The San Diego Police Department is still investigating, and no arrests have been made.
Preller said Sunday that “obviously it’s not the type of news you’re expecting, ever, that type of phone call.”
Preller said Pham was “just matter of fact in terms of talking about what happened. The biggest focus for us was just making sure that we were in a position to get our doctors on the case and try to make sure we were being smart to give him every possible advantage in the care he needed at that point.”
Preller said the first thing that stood out “is how lucky he was, when you’re talking about a stab wound really in any area, but that was as deep and extensive as it was.
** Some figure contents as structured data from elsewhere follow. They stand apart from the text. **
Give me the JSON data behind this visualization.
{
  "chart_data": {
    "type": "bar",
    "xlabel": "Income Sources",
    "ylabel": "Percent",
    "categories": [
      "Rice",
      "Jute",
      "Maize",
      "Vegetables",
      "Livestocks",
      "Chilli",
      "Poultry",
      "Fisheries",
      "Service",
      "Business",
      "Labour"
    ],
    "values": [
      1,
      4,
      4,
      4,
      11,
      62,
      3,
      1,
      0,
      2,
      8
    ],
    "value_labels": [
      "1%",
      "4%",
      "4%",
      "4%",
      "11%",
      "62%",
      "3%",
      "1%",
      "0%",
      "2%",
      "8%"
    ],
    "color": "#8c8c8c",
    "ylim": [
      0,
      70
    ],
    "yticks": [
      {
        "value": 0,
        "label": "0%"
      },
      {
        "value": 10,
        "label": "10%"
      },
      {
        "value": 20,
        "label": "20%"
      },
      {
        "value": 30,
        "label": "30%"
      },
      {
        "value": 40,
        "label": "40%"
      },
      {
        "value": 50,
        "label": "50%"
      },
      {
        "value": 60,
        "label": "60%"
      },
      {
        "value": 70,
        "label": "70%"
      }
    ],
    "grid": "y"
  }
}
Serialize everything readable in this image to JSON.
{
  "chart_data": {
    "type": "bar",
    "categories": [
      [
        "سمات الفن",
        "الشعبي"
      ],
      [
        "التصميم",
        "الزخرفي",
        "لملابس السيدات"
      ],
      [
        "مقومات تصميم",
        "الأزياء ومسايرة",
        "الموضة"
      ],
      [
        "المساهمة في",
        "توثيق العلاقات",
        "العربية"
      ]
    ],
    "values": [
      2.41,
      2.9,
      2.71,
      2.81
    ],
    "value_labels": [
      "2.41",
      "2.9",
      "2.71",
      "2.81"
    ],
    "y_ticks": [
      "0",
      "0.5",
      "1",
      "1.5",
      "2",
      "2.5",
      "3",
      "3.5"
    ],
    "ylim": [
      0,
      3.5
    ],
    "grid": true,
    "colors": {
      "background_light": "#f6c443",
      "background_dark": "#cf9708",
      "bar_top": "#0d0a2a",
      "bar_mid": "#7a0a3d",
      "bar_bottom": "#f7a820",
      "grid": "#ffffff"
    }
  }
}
If it was a centimeter in either direction, maybe a different outcome. Once we got past that hurdle, with his work ethic and the way he attacks things and gets in the gym and takes care of himself, he was going to give himself every possible opportunity to come back.
“He’s in great shape. Obviously he had some different injury stuff last year. I think he’s ready to go.”
Pham said his recovery included bedrest and then he flew to San Francisco every week for about six weeks to get injections of Regenokine to help with the inflammation.
“I worked with a few doctors on getting to where I’m at because it’s only been about 4½ months and the timeline is normally a little bit longer,” he said.
The injury affects him when he tries to do squats and deadlifts in the weight room.
“My norms aren’t there yet. You don’t really have to squat a lot or deadlift a lot to be a good baseball player,” he said.
After being traded from Tampa Bay Rays to San Diego, the 32-year-old Pham was limited to 31 games during the pandemic-shortened 2020 season due to an injury to his left hand that required surgery in mid-August. He hit .211 with three home runs and 12 RBIs. He hit .375 in the playoffs.
He had another hand surgery in October.
He says he’s at about 80%.
“I probably have the most to prove because I had a terrible year,” said Pham, who rattled off a number of analytics that were down. “Plus, this is my free agent year as well. So I feel like I have the most to prove.”
Pham said his perspective hasn’t changed since the stabbing.
“I still look at everything almost the same. If anything, I probably would just spend more money and stop saving as much, because if I died I would feel like I had too much money in the bank and I didn’t live enough.”